The final SET current could be yielded as proposed in Equation (20) which represents the sum of the three components. The result are displayed in Figure 9.

$$I_{SET}=I_{prompt}+I_{ediffusion}+I_{bipilar},$$

(20)

4. Model Considering the Back-Gate Voltage

TCAD simulation results show that the SET of the FDSOI device could be modulated by the back gate voltage as shown in Figure 10.

The negative and the positive back-gate voltages could suppress the strengthen the strength of SET current of NMOS respectively. A SET model that considers the modulation impact of the back-gate voltage is critical for the verification requirements of the design of the anti-single-event circuit utilizing the back-gate voltage.

Some adjustments should be made to the SET model presented in the previous section to implement the simulation with back-gate-biased conditions.

In fact, the back-gate voltage changes the potential difference between the body and the drain and the width of the depletion region. The U_s of the prompt current model, proposed in Equation (1), will be replaced by another equation, as presented in Equation (21) where k_b is a fitting parameter that represents the influence of the back-gate voltage on the potential difference between the body and the drain.

$$U_s=(V_{ds}-k_b{V}_{soi2})/T_p,$$

(21)

When the prompt current changes with the back-gate voltage, the electrons, participating in the diffusion, will be changed too to reach the net charge in the body. The simulation results of the prompt current and the diffusion current with back-gate biased conditions are displayed in Figure 11 whereas the fitting results of the total net charge in the body, with different back-gate voltages, are represented in Figure 12.

The experimental expression of C_b should be also changed from Equation (15) to Equation (22) where k₃ and k₄ are two additional fitting parameters related to the back-gate voltage, as follow:

$$C_b=\frac{C_1+k_{1}t+k_3{V}_{soi2}+k_4{V}_{soi2}t}{1+e^{k_2(t-t_{cb})}},$$

(22)

The comparison between the TCAD simulation results and the SPICE model of the bipolar current of the total SET current has been shown in Figure 13 and Figure 14, respectively.

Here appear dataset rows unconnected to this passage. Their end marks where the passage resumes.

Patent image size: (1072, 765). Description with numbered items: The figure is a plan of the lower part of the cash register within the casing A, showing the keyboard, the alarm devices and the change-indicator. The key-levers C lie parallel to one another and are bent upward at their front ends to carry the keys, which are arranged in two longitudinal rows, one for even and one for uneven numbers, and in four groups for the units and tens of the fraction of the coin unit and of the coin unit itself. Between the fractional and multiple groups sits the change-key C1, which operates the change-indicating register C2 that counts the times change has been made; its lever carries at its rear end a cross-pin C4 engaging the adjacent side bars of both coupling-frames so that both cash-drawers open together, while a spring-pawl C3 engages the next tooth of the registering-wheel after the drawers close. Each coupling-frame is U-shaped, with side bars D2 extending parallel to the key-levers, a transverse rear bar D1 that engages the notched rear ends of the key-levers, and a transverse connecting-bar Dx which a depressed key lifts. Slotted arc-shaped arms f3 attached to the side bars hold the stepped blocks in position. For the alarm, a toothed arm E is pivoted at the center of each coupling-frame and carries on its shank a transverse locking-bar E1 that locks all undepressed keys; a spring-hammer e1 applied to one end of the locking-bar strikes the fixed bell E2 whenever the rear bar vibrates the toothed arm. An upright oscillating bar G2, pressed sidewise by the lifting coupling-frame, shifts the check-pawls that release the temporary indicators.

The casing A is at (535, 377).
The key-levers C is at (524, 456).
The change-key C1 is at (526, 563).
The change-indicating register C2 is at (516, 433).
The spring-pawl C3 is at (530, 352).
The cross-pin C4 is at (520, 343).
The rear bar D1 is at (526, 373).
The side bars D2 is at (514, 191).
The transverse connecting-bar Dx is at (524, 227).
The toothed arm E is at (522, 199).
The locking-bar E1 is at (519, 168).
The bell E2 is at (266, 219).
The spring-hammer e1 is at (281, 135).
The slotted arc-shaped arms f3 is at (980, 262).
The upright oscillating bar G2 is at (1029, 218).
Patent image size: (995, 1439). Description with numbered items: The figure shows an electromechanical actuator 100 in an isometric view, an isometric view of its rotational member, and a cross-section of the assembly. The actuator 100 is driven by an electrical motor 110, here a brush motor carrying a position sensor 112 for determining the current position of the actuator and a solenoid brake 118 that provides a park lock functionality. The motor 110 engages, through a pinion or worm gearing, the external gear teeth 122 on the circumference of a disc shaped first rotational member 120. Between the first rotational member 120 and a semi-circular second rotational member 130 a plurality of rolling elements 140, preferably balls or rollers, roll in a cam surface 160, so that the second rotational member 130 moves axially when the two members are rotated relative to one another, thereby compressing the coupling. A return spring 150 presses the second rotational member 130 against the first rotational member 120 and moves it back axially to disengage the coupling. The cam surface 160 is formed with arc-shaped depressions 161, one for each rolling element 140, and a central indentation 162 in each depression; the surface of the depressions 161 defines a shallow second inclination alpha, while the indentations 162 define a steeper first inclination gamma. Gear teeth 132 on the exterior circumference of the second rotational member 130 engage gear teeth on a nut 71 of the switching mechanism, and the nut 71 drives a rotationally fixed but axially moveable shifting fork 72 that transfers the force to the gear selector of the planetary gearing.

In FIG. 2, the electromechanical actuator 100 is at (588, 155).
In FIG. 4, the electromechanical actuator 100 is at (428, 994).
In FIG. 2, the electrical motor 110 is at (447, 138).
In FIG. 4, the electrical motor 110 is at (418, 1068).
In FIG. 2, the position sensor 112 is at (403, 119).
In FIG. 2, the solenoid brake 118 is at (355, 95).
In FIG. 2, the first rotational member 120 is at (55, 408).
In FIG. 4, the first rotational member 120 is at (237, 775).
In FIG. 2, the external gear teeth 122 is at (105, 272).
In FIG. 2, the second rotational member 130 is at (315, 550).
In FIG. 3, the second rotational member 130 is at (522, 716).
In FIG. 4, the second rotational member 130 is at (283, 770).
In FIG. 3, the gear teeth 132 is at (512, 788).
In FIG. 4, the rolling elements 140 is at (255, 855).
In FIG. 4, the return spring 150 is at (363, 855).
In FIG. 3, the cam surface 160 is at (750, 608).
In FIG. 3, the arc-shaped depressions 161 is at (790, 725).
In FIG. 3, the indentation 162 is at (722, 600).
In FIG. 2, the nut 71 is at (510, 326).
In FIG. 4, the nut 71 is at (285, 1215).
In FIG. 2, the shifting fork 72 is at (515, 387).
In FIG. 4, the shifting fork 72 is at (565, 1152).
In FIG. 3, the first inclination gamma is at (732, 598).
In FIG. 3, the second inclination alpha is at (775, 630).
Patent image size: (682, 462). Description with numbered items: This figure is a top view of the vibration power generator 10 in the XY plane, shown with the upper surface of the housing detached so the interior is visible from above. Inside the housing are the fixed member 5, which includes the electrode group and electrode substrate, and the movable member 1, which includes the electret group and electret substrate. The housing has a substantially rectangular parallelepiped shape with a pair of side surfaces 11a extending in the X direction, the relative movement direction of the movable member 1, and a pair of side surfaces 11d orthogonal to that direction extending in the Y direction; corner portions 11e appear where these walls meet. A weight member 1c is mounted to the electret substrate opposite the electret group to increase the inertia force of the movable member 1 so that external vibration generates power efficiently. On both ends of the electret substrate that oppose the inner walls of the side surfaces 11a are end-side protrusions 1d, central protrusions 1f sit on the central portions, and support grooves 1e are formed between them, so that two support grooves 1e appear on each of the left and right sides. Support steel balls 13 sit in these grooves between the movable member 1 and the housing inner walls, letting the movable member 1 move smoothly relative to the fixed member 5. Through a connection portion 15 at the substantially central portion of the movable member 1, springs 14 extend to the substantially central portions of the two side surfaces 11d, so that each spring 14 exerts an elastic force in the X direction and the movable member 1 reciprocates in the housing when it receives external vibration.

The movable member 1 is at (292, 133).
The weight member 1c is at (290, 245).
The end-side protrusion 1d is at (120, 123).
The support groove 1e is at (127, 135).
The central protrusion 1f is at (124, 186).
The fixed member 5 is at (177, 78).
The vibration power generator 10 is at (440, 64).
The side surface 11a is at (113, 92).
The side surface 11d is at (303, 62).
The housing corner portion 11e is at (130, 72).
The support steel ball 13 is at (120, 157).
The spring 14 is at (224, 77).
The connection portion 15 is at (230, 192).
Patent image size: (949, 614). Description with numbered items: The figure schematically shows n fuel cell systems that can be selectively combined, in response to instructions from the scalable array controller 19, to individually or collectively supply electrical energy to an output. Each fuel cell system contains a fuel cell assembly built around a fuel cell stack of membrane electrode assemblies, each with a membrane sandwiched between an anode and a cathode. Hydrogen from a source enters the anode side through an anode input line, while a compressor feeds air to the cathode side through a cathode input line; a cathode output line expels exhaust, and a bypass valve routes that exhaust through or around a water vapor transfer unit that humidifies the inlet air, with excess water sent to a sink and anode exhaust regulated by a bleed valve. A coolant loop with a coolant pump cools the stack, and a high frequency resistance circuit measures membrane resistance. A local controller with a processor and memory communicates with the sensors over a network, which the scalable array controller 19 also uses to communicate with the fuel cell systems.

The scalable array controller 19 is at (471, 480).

It should be noted that in the normal state, the threshold voltage of the FDSOI MOSFET is coupled with the back-gate voltage [17]. However, this coupling relationship is not adopted in this SET current model because with the high ionized charge concentration, the direct effect of the back-gate voltage on the front surface potential of the device will be screened. The energy change of the conduction band by the heavy ion strike does not mainly happen at the front gate surface but within the whole silicon film. Under this condition, the back-gate voltage affects the threshold voltage of the device by strengthening or weakening the body potential generated by the net charge.

5. Conclusions

This paper presents a modeling approach for the SET current of FDSOI devices. It consists of presenting and analyzing each of the three components in the time domain. An RC circuit model, with boundary conditions, was used to simulate the prompt current and the solution of the diffusion function. In the bipolar current model, an experimental capacitance expression was used to transform the total net charge in the body into the body potential V_b. The change in the body potential was transformed into the change of the threshold voltage in the integrated BSIMSOI model to simulate the bipolar amplification effect.

An improved model, taking the back-gate voltage into account, has been presented by adjusting the expression of the voltage source in the prompt current model and the experimental expression of the capacitance in the bipolar amplification current model.